The configuration options allowed from very easy to too hard to
be practical.
Password Universe Size Versus Strength
If an attacker knows the exact algorithm being used and that it
forces at least one upper case character out of 2 possible upper
case letters at the start of 2 alpha sequences, then they know that if
the first generated character is lower case, the first character
of the second alpha sequence must be upper case. If the all
lower case passwords are allowed to display, then the attacker
needs to generate a larger population to cover all possibilities.
The danger of displaying the all lower case passwords, is that
users are likely to pick the easier of the options presented to
them. Users who pick all lower case, will have their passwords
found by a cracker creating dictionaries from matching patterns
but using only lower case letters. If nearly all users pick the all
lower case and the attacker anticipates this behavior, they
won't bother to include the upper case in their generated
passwords and will get most passwords with a quarter of the
effort. If the ordinary users pick all lower case but the system
administrators pick mixed case, the attacker may get most
accounts but miss the really desirable administrator accounts.

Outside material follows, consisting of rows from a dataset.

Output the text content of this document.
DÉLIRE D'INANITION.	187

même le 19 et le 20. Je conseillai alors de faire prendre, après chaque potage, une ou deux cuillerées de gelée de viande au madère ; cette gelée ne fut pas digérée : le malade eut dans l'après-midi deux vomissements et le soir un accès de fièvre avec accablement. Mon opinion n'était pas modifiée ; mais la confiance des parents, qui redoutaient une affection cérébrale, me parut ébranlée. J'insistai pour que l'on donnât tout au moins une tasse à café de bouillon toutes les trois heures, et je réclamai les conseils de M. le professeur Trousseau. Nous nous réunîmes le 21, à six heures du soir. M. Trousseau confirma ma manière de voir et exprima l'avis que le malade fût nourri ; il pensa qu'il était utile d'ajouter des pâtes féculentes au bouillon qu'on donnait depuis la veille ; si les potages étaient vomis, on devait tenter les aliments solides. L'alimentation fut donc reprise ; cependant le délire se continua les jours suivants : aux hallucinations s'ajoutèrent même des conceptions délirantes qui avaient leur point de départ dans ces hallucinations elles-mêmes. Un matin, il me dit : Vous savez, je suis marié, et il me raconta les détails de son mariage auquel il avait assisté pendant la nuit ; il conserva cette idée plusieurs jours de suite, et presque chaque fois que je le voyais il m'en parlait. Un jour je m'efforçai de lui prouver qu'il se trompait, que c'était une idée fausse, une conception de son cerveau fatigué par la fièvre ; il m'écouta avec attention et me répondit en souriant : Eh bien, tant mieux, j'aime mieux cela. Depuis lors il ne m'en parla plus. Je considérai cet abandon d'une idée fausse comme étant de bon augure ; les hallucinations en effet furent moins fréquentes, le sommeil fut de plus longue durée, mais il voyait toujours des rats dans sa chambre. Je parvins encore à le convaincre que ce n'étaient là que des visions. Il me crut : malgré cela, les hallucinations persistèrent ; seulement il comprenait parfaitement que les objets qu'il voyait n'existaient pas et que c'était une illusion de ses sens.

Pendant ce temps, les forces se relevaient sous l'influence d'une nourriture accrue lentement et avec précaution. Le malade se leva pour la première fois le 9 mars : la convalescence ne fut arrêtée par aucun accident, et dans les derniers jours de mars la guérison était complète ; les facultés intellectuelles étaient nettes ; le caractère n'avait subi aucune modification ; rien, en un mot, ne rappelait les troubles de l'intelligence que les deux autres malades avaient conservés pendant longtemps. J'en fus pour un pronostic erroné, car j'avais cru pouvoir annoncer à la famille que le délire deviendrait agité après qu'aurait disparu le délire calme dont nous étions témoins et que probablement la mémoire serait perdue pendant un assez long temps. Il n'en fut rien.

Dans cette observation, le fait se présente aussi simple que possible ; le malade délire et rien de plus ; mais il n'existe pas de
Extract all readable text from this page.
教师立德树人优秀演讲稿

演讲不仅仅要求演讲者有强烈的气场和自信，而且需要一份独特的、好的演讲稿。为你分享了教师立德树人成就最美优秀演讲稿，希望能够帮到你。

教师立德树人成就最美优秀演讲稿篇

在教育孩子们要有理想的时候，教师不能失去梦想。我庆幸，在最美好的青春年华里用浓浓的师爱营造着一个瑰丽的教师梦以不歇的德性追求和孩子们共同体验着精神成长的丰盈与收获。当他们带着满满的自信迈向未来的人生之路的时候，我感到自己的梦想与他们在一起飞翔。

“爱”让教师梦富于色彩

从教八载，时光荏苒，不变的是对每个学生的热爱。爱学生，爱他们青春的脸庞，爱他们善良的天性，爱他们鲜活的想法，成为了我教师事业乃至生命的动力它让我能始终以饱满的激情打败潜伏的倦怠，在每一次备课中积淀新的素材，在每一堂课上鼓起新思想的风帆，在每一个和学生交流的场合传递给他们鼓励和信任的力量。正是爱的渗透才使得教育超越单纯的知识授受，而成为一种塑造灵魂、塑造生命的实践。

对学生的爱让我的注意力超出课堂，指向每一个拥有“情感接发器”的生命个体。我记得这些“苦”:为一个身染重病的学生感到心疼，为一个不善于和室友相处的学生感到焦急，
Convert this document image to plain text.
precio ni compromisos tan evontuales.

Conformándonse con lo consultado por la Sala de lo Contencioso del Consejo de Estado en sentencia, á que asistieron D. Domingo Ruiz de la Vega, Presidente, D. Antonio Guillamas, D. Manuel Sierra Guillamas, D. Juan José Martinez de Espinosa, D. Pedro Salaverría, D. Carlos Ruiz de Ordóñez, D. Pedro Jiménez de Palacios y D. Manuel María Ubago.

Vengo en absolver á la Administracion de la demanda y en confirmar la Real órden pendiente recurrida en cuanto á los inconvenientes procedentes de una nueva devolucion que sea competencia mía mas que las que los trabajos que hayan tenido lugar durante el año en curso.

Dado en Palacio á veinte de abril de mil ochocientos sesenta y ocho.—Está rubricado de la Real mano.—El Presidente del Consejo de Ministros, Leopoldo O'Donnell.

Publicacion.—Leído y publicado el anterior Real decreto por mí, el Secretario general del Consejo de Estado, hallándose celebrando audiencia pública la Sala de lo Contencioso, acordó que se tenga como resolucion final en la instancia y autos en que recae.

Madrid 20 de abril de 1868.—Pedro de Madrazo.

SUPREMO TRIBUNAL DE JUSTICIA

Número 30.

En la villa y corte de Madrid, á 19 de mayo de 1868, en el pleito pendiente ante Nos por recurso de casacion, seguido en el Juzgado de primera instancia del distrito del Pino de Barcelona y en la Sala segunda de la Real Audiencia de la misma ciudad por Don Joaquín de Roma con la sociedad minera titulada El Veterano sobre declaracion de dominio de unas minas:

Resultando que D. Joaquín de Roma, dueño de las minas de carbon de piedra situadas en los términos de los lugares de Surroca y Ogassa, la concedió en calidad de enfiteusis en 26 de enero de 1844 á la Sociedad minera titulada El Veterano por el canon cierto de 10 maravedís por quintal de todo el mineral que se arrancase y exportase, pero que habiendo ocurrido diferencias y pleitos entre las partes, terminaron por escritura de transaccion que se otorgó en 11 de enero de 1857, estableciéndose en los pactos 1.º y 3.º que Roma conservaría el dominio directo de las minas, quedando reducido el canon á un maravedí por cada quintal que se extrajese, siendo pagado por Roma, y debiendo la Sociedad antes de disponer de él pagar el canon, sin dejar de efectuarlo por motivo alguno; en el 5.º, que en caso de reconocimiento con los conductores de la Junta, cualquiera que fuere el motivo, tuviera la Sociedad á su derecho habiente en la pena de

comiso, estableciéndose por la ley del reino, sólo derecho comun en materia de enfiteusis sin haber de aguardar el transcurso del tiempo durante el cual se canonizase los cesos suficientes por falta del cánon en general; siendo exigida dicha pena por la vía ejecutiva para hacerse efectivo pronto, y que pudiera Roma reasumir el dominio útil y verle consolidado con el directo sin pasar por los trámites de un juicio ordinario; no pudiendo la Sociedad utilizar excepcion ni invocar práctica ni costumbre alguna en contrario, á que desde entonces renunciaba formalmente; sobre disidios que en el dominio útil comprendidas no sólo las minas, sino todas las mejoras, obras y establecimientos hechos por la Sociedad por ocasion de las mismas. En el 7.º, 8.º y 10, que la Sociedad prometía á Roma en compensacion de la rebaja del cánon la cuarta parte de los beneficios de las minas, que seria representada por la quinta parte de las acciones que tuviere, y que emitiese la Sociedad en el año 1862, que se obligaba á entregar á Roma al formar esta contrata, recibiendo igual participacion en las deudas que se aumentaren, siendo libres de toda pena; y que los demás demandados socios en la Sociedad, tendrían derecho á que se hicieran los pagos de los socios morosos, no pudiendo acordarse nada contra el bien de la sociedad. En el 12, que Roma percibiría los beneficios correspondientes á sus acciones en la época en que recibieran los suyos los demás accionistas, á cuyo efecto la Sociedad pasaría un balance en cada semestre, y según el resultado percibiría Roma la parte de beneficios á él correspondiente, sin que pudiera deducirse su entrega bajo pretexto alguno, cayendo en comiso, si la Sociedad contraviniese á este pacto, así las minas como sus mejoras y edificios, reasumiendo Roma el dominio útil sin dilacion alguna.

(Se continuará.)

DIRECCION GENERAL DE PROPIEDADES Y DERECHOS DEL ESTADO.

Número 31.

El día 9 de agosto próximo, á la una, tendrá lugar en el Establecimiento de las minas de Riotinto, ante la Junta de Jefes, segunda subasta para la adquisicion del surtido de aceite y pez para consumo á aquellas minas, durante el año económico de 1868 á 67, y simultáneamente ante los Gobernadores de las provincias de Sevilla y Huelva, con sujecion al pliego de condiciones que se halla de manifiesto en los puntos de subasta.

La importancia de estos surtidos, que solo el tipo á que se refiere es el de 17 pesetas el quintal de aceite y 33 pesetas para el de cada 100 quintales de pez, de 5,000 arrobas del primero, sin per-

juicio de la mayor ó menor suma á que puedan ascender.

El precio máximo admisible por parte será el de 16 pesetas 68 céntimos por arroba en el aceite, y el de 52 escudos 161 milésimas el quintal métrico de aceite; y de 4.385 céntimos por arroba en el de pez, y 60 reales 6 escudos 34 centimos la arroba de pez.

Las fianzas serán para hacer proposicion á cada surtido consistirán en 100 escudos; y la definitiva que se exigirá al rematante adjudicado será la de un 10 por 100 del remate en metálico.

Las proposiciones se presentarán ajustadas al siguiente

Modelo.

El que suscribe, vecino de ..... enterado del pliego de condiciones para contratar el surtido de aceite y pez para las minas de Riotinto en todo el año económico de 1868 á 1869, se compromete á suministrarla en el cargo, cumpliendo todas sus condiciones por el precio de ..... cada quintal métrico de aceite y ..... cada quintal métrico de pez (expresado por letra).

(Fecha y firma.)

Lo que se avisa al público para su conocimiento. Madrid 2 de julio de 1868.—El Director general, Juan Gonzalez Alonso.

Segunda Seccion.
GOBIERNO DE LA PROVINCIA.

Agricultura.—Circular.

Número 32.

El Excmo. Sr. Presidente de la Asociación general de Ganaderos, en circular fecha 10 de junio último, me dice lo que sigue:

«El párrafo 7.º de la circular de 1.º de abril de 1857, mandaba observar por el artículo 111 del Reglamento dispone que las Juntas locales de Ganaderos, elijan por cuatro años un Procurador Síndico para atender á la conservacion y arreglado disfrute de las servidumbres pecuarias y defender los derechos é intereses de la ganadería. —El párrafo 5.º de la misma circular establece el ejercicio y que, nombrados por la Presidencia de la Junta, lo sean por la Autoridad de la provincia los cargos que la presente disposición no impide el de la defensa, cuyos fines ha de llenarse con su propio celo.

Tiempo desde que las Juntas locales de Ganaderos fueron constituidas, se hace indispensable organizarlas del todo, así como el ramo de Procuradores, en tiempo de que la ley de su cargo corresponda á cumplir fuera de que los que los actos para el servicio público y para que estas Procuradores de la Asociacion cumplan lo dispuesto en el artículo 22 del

There is no right or wrong choice as
making the best choice depends on correctly anticipating
human behavior (selection from among the displayed passwords,
assuming more than one is shown at a time). It also assumes the
user cannot and does not choose a password which is not displayed.
It also depends
on anticipating an attacker's potential reactions based on the
attacker's assessment of the types of passwords users will choose
and assuming that the attacker knows a password generator is in
use. There are a lot of assumptions in this paragraph. Typically,
unless an attacker has singled out a specific organization for
specific reasons, and done significant research, including social
engineering, it is not likely they will know if a site uses a
password generator, and if so which one, and very unlikely which
settings.
Though there is no right or wrong, a weaker password is a weaker
password regardless of the size of the set of passwords it was
drawn from or how it was created. A seven character password with
six same case letters and a digit will always be a much weaker password
than a password with nine characters including
mixed case letters, a digit and a symbol. No plausible algorithm
or approach to building a custom dictionary will get a poor nine
character password before a "good" seven character password.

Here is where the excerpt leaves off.